Department of Medical and Surgical Sciences, University of Bologna, Bologna, Italy.
Expert Rev Anticancer Ther. 2024 Jul;24(7):525-565. doi: 10.1080/14737140.2024.2357802. Epub 2024 May 23.
Despite the considerable progress made in cancer treatment through the development of target therapies, pancreatic ductal adenocarcinoma (PDAC) continues to exhibit resistance to this category of drugs. As a result, chemotherapy combination regimens remain the primary treatment approach for this aggressive cancer.
In this review, we provide an in-depth analysis of past and ongoing trials on both well-known and novel targets that are being explored in PDAC, including PARP, EGFR, HER2, KRAS, and its downstream and upstream pathways (such as RAF/MEK/ERK and PI3K/AKT/mTOR), JAK/STAT pathway, angiogenesis, metabolisms, epigenetic targets, claudin, and novel targets (such as P53 and plectin). We also provide a comprehensive overview of the significant trials for each target, allowing a thorough glimpse into the past and future of target therapy.

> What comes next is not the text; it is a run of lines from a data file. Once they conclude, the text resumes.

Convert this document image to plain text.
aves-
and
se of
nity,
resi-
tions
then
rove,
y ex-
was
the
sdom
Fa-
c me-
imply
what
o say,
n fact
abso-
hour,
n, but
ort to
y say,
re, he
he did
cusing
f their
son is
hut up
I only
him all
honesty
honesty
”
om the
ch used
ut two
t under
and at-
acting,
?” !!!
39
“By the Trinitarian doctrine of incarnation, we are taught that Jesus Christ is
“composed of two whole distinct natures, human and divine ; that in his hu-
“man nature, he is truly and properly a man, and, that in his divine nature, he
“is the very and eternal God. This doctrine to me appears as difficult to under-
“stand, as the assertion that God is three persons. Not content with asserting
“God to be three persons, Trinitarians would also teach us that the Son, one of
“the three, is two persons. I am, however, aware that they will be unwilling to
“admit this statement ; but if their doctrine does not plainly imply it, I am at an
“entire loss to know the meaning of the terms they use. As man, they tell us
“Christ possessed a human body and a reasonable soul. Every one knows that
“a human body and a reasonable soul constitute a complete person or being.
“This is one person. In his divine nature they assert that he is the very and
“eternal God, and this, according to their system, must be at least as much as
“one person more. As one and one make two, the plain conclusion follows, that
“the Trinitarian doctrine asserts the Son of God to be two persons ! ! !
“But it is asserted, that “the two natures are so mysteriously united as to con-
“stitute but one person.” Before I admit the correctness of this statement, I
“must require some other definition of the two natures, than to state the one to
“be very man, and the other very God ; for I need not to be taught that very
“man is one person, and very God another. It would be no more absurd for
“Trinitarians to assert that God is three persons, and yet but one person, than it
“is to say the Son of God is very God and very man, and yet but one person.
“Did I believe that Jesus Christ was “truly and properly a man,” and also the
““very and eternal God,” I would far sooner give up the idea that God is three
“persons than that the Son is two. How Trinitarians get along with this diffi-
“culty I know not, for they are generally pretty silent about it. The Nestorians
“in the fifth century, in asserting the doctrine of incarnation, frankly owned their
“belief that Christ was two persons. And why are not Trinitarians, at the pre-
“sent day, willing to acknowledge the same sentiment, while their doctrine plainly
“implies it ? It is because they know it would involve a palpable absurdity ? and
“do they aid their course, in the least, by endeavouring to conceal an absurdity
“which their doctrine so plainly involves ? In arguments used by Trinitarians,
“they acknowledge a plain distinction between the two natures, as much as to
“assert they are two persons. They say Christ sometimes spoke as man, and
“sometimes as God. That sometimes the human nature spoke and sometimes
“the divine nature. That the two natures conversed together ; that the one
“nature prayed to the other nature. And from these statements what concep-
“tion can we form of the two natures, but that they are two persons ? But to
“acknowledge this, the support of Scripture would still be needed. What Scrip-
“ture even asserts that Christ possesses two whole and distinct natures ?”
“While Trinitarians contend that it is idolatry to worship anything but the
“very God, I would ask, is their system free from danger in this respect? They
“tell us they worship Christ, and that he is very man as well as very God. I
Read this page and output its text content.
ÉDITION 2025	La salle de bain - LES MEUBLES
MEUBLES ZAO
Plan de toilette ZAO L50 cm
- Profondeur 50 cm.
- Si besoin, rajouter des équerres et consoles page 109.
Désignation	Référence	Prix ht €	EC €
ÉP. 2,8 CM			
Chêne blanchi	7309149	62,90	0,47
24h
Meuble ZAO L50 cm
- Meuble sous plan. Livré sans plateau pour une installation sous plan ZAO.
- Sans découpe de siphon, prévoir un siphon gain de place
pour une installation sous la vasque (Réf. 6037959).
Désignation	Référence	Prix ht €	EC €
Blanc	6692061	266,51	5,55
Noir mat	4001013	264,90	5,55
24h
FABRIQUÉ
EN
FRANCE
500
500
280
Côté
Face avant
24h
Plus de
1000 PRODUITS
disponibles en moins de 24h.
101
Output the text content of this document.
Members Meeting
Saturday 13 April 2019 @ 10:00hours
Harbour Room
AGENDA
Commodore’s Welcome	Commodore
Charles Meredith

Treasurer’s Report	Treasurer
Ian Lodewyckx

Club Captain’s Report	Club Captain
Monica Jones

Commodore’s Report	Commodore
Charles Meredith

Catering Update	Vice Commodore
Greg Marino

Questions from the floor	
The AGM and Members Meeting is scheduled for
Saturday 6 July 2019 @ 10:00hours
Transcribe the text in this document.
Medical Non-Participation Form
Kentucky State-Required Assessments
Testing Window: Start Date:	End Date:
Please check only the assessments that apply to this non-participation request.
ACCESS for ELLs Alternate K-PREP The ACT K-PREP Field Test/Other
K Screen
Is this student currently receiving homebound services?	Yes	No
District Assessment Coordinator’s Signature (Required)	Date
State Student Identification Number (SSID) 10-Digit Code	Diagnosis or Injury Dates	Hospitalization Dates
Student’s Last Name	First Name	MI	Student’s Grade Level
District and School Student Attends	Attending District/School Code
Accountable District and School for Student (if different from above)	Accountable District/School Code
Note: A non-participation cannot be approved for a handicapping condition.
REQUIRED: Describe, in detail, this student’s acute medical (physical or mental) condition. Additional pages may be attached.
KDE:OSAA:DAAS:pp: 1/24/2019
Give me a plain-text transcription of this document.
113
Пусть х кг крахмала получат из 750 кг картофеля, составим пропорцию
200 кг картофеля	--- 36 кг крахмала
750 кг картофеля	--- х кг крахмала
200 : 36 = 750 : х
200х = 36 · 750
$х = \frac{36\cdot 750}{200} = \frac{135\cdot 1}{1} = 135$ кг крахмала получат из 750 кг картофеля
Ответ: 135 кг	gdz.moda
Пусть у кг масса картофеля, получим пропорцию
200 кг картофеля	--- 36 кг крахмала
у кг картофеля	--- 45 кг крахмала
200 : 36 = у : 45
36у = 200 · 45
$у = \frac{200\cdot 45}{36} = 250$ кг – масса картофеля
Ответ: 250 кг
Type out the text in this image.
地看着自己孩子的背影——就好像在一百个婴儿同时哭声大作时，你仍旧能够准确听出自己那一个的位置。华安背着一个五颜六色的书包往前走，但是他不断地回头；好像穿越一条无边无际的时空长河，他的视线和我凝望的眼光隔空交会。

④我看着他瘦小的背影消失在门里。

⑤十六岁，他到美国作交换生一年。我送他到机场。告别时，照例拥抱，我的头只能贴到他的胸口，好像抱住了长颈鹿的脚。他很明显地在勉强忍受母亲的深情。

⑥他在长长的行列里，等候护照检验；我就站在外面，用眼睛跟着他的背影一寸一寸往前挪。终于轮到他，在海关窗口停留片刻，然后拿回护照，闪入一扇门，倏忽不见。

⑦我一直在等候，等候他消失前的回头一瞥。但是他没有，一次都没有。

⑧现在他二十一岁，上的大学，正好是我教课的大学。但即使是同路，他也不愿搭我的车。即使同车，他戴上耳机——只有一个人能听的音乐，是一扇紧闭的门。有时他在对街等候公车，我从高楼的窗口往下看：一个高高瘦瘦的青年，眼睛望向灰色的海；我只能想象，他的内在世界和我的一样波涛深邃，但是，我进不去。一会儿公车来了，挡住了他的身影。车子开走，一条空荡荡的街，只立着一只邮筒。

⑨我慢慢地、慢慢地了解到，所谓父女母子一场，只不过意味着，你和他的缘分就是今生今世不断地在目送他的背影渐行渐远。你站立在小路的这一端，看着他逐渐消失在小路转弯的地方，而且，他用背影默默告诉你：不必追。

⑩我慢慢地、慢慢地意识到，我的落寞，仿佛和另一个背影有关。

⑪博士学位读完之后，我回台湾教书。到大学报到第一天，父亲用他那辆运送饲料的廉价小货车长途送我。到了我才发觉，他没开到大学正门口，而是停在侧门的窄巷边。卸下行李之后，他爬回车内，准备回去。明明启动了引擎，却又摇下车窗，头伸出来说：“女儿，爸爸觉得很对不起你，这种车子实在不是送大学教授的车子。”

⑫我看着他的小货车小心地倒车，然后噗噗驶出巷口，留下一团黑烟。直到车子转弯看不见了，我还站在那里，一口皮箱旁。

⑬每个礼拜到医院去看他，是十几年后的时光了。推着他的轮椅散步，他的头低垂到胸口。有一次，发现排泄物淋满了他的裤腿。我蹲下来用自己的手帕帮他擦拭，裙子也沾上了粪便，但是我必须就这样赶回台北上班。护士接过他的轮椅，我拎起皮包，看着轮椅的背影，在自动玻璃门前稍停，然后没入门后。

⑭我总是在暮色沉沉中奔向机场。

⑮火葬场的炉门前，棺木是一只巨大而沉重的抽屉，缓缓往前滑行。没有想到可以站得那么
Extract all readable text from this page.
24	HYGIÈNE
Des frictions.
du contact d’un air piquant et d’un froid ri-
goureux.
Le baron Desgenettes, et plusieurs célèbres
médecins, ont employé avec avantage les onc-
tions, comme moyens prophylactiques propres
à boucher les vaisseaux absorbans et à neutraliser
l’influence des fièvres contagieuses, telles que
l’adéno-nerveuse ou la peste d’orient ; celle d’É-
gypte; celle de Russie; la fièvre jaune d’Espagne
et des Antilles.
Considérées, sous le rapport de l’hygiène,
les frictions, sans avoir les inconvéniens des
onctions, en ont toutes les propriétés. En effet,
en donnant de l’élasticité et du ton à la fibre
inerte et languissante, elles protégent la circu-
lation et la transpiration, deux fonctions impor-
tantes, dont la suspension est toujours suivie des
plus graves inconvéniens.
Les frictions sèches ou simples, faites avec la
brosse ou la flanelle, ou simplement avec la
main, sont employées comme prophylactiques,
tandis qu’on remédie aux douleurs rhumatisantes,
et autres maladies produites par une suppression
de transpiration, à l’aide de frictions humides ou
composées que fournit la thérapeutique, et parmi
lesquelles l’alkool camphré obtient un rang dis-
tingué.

The path toward implementing a target therapy capable of improving the overall survival of PDAC is still long, and it is unlikely that a monotherapy target drug will fulfill a meaningful role in addressing the complexity of this cancer. Thus, we discuss the future direction of target therapies in PDAC, trying to identify the more promising target and combination treatments, with a special focus on the more eagerly awaited ongoing trials.
尽管通过开发靶向治疗在癌症治疗方面取得了相当大的进展,但胰腺导管腺癌 (PDAC) 仍然对这一类药物具有耐药性。因此,化疗联合方案仍然是治疗这种侵袭性癌症的主要方法。
在这篇综述中,我们深入分析了过去和正在进行的针对 PDAC 中正在探索的知名和新型靶点的试验,包括 PARP、EGFR、HER2、KRAS 及其下游和上游途径(如 RAF/MEK/ERK 和 PI3K/AKT/mTOR)、JAK/STAT 途径、血管生成、代谢、表观遗传靶点、claudin 和新型靶点(如 P53 和 plectin)。我们还全面概述了每个靶点的重要试验,使人们能够全面了解靶向治疗的过去和未来。
在实施能够提高 PDAC 总生存率的靶向治疗方面,还有很长的路要走,而且单一疗法的靶向药物不太可能在解决这种癌症的复杂性方面发挥重要作用。因此,我们讨论了 PDAC 中靶向治疗的未来方向,试图确定更有前途的靶点和联合治疗方法,特别关注更受期待的正在进行的试验。